In one of my first blog posts, The Case Against Being Sheeple, I quoted Seth Godin who said, “Public school is an artifact of the industrial age. It was invented by industrialists, who needed compliant factory workers.” In college, I started to feel this on a deep level. I felt as if I was being trained to do as I was told. There was a very set system in place, and in order to succeed in this system (get good grades), it was best to follow the well-worn path. I found there was very little room for curiosity, discovery, and imagination. If I desired to pursue those aspects, it had to occur outside of the classroom, because new, innovative ideas weren’t covered on the upcoming test.

I believe higher education needs a drastic change; a revolution. It’s not okay to spend the four most crucial years of our lives not learning about ourselves. I truly believe college, experienced in the most impactful way possible, is all about self-discovery. In an ideal world, the purpose of college for the student would be to pursue self-discovery. Subjects like history, English, and science would be a part of the curriculum, but not the priority.
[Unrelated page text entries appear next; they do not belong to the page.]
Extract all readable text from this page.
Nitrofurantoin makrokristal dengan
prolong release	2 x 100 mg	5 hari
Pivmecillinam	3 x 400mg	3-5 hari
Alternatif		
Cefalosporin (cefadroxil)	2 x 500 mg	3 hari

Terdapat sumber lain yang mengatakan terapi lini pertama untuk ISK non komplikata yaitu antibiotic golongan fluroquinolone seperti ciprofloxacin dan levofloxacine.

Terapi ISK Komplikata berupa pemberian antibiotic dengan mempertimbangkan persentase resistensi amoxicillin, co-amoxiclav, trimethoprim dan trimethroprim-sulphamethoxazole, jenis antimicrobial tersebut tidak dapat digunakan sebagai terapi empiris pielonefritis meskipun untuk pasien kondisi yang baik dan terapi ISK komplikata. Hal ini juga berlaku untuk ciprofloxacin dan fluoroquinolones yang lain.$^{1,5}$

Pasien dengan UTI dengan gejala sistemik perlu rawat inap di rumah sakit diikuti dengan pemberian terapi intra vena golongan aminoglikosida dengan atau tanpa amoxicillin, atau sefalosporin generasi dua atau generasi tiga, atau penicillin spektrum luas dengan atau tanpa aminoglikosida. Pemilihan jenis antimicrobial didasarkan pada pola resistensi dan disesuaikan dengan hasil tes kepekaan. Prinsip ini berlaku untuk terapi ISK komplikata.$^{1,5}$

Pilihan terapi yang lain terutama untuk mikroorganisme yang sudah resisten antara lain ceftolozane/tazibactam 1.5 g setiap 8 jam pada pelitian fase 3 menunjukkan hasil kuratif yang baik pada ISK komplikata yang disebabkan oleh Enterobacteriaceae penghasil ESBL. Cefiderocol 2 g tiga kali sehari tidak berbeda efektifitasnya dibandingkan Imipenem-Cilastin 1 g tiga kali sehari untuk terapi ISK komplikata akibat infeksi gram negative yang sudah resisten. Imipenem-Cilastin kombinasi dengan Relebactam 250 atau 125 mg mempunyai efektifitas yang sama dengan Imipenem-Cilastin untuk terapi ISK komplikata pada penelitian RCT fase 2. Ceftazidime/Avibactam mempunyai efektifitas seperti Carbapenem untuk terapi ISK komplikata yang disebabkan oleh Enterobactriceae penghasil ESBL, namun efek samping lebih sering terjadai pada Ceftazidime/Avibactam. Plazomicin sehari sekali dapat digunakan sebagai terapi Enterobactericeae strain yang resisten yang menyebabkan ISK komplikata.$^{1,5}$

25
The purpose of the college itself would be to facilitate that self-discovery, rather than requiring the relentless memorization of an array of irrelevant subjects.

We no longer live in a world ruled by industrialists who simply require compliant factory workers. The world needs people who have used college to come alive; people who have a clear understanding of themselves and what they want to do with their lives. The way higher education is set up now, self-discovery is not something that’s necessarily encouraged, but instead it’s an aspect of college that may be inadvertently stumbled upon. Adversity forced me to look within myself. A breakup during my freshman year allowed me to open my eyes to all areas of my life, and made me really rethink what was going on around me. Without that significant event, I truly believe I would have just continued to mindlessly sit through class, and I absolutely would have missed out on my own self-discovery.

Self-discovery is vitally important, because now more than ever, we need people who will greatly contribute to the world. Without self-discovery, it’s hard to even figure out what your place in the world is, let alone contribute something of value to it. The future is a very precious thing. Either we can take massive steps forward, or stay the same, and staying the same would endanger our very existence, because evolution is everything. I can promise you this: factory worker minded people, who just do what they’re told and don’t create, will not contribute to massive steps forward.

I implore anyone involved in education to take some time to look at the big picture. Tests don’t matter, grades don’t matter, and sometimes the jobs we get as a result of college lead to mediocrity rather than genuine happiness. Happiness comes from not only doing what you love, but also from growing as a human being. In the grand scheme of things, it’s only the students themselves that truly matter. What is most valuable to them, and to the future of our world, is to make self-discovery the absolute priority.